Details
- Date: 13 July 2005
- Location: Ghotki
- Country: Pakistan
- Line: Karachi to Rawalpindi
- Operator: Pakistan Railways
- Incident type: Collision
- Cause: Incorrectly set points; Signal malfunction;

Statistics
- Trains: 3
- Deaths: more than 100
- Injured: 1000

= 2005 Ghotki rail crash =

2005 train crash in Pakistan

The Ghotki rail crash occurred on 13 July 2005, at around 3:40am local time (2240 July 12 UTC) near Ghotki, Pakistan. No. 24 Dn train (Quetta Express) stopped at the station of Sarhad was hit from behind by the following Karachi Express (No. 16 Dn) train, causing several cars to derail; these were then hit by a third train running in the opposite direction (Tezgam). A total of seventeen train cars, carrying over 3000 passengers, were wrecked. Estimates of the death toll ranged as high as over 130. It was the worst train accident in Pakistan in fifteen years.

==Accident==
The Quetta Express was stopped at Sarhad station because of a fault in the brakes when the Karachi Express travelling from Lahore to Karachi on the same line half an hour later and moving at about 120 km/h (75 mph), collided with it from behind. An emergency brake application after the crew saw the tail light of the stopped train could not prevent the collision because of insufficient braking power; two coaches had been isolated from the train braking system. The collision caused at least three train cars to derail onto the opposite direction track, where they were subsequently hit by Tezgam, heading from Karachi to Rawalpindi. More cars were derailed by this second impact, bringing the total to thirteen. All three trains were full of passengers, as trains often are in Pakistan. a total of seventeen cars were wrecked, with over 3000 passengers.

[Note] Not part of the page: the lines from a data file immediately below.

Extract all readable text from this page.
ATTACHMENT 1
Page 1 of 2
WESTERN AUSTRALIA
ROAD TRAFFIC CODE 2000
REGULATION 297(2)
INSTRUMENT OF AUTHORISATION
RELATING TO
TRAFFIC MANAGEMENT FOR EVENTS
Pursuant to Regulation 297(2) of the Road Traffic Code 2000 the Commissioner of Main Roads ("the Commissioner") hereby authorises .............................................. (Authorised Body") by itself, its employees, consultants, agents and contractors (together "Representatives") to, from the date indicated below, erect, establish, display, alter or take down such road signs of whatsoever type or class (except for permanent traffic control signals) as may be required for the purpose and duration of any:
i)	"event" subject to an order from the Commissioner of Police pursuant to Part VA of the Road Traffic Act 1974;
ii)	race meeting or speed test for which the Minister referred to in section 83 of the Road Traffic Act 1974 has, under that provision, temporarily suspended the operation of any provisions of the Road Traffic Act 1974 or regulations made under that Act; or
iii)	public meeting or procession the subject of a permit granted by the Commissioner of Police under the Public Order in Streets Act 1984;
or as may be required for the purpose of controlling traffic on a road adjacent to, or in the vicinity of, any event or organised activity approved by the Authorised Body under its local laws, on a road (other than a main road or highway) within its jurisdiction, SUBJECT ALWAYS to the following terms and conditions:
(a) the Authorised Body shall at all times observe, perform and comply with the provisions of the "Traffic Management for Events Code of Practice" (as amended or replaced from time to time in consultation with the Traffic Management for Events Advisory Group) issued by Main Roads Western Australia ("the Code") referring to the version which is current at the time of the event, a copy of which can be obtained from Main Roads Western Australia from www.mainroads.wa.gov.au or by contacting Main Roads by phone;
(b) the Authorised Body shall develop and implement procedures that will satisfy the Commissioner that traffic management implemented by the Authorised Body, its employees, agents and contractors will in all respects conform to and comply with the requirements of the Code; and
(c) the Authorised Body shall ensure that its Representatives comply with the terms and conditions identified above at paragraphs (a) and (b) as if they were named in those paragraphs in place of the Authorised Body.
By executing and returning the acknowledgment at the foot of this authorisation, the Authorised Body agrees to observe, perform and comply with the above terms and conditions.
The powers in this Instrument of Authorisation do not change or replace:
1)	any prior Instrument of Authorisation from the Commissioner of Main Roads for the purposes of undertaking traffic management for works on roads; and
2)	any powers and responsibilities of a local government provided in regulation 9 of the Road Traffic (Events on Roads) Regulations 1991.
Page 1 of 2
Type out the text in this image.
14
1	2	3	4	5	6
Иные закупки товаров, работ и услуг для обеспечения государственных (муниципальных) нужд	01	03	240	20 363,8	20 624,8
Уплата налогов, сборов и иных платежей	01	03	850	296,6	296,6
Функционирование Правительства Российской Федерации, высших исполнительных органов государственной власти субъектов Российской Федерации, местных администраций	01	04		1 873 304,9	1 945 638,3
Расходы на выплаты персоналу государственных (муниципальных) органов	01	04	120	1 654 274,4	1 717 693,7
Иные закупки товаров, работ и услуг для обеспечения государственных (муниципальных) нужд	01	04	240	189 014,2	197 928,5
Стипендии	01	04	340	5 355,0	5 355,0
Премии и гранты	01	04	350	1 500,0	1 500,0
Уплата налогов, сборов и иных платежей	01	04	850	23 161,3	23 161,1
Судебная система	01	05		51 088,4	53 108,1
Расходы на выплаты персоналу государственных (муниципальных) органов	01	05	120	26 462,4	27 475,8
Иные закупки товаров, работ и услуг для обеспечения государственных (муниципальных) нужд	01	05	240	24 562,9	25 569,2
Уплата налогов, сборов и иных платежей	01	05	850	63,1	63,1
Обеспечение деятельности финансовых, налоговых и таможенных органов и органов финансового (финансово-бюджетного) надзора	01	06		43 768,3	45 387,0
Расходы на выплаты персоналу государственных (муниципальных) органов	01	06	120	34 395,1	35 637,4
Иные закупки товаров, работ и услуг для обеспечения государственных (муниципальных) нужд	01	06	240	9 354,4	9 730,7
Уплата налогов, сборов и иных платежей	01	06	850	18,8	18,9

The Ghotki crash was the worst rail accident in Pakistan since the 1990 Sukkur rail disaster. The exact number killed was not originally known; initial reports were of 109, 120, 127, or more than 130 deaths, with many critically injured.

==Causes==
Initially the conductor or driver of the Karachi Express was believed to have missed or misread a signal, but subsequent investigations found that the signalling system was faulty and the crew had misjudged which signal was wrong. Also the points had not been set to direct the train to the loop line.